L’ancienne avenue des Bleuets porte désormais son nom à La Garenne

Matricule « 46.021″ à Auschwitz

Paul Prouteau : né en 1900 à Cholet (Maine-et-Loire) ; domicilié  à La Garenne-Colombes (Seine) ; ajusteur outilleur SNCF ; communiste ; arrêté le 9 mars 1940, interné à la prison militaire de la Santé ; transféré au camp de Gurs, libéré en septembre ; arrêté le 27 juin 1941 ; interné au camp de Compiègne ; déporté le 6 juillet 1942 à Auschwitz où il meurt le 7 octobre 1942.

Paul Prouteau est né le 5 août 1900 à Cholet (Maine-et-Loire).  Il habite au 5, rue du Mans à La Garenne-Colombes (ancien département de la Seine  / Hauts-de-Seine) au moment de son arrestation.
Il est le fils d’Edma, Emilienne Painaud, 31 ans et de Louis, Charles Prouteau, employé des Chemins de fer, son époux.
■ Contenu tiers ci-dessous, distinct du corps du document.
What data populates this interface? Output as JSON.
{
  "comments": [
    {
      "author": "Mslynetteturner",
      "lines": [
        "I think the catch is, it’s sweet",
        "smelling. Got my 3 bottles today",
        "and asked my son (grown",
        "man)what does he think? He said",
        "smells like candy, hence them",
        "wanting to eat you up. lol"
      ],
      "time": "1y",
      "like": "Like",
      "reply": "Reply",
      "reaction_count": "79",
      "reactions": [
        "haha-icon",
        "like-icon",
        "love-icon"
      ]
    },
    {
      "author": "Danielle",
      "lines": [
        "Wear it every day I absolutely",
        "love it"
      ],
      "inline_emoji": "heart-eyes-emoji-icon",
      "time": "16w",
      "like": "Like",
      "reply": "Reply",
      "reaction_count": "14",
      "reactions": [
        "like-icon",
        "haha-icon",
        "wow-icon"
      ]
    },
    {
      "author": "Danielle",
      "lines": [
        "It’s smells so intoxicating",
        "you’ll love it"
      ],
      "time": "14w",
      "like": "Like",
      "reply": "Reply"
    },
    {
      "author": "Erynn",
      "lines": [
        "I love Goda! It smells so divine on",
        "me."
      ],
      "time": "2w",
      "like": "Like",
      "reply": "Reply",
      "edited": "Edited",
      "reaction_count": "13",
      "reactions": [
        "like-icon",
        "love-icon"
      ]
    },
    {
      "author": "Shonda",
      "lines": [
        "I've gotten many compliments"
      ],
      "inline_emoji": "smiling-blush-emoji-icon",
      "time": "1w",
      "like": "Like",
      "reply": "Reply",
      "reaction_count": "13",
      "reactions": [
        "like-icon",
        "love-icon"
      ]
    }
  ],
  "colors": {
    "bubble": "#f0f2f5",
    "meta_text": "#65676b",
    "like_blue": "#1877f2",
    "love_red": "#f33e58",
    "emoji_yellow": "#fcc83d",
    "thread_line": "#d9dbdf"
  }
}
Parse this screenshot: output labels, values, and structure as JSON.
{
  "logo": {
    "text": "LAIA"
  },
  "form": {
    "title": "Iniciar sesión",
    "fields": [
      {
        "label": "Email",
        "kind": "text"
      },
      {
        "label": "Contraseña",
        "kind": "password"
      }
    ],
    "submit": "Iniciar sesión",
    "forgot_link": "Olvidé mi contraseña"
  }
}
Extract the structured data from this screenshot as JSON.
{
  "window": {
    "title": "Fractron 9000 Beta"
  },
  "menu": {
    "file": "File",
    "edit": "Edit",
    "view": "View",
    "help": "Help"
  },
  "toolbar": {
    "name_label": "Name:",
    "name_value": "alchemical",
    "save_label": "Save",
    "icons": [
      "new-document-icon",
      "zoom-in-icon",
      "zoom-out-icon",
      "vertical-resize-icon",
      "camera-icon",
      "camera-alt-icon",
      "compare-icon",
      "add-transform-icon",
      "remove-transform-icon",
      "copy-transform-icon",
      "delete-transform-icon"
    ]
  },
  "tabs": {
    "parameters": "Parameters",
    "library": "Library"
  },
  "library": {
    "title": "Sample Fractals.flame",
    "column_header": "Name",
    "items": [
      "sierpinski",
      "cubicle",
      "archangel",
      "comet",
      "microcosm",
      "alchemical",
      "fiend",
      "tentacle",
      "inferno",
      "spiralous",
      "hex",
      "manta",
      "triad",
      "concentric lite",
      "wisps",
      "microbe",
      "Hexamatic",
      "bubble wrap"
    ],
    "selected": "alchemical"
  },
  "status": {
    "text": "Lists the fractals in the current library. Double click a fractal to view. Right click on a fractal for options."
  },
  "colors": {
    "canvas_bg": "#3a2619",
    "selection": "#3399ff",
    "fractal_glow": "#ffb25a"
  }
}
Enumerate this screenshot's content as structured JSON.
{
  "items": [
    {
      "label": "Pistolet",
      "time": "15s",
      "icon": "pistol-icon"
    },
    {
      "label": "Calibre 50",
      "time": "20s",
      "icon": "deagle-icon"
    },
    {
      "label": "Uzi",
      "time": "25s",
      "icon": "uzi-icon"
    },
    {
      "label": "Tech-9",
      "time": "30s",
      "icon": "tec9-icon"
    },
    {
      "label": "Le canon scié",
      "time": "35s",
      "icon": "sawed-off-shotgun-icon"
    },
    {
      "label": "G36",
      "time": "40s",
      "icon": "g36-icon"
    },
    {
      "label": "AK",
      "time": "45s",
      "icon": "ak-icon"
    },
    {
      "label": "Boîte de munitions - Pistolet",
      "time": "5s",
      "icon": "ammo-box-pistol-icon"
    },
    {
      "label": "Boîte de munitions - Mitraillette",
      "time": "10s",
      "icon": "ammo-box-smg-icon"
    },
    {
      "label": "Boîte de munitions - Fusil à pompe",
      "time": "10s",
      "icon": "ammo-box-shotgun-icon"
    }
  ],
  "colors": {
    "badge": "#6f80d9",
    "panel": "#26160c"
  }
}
Ses parents habitent au 31, rue de l’Oisillonnette à Cholet. Il a 8 sœurs et frères (Marie Rose, Nathalie, René, Marie Angélina, Augustine, Marcel, Charles Emile).
Son jumeau, Charles Emile, sera comme lui cheminot. Charles, atteint de pleurésie non guérie, est réformé de 1920 à 1923, puis classé définitivement comme affecté spécial à la SNCF.
Paul Prouteau vient travailler en région parisienne en 1932 et habite Saint-Cloud). Ajusteur-outilleur, Paul Prouteau est embauché comme son frère aux ateliers SNCF de Maromme en Seine-Inférieure. Puis en mars 1932, habitant Saint-Cloud (Seine / Hauts-de-Seine), il est rattaché au bureau
central de Versailles de la SNCF.
Le registre matricule militaire de Paul Prouteau indique qu’il est mécanicien ajusteur, mesure 1m 54, a les cheveux châtain, les yeux noirs, le front haut, le nez gros et le visage ovale. Il a un niveau d’instruction « n°3 » pour l’armée (sait lire, écrire et compter, instruction primaire développée).
Conscrit de la classe 1920, Paul Prouteau s’engage volontairement à Cholet « pour la durée de la guerre » le 16 octobre 1917, dans la Marine.
Le 19, il arrive à Lorient, au 3ème dépôt des équipages de la Flotte, où il est  incorporé comme apprenti marin. Il « passe » matelot de deuxième classe en novembre 1917, matelot de 1ereclasse-mécanicien en septembre 1917. Son engagement « contre l’Allemagne » est validé entre 1917 et 1919. Il est ensuite affecté à l’Armée du Levant jusqu’à la fin de son engagement.
Il « passe » dans la réserve de l’armée le 16 octobre 1920.
Paul Prouteau épouse Gabrielle, Marguerite Langlois le 29 mars 1921 à Cholet. Elle a 20 ans, née le 18 décembre 1901 à Cholet. Le couple aura 4 enfants. Paulette (1921-1990), Jacques (1922-2002), Roger (1928- 2007) et André, né en 1940.
Le 1er avril 1922, ils viennent habiter au 3, rue des Bouvets à Puteaux.
Paul Prouteau a été embauché comme ouvrier de 1ère classe-ajusteur au service de la Voie et Bâtiments des chemins de fer de l’Etat à Puteaux, puis à La Garenne. A ce titre il sera classé le 5 octobre 1922 comme « Affecté Spécial » au titre II de la réserve de l’armée.
En 1929, il reçoit un blâme avec réduction de 2/10e de la prime pour avoir causé du scandale en gare d’Alençon en chantant l’Internationale et en insultant le chef de gare (in Généanet). En août 1939 il est condamné à une amende pour « coups et blessures » par la 12ème chambre du tribunal correctionnel de la Seine.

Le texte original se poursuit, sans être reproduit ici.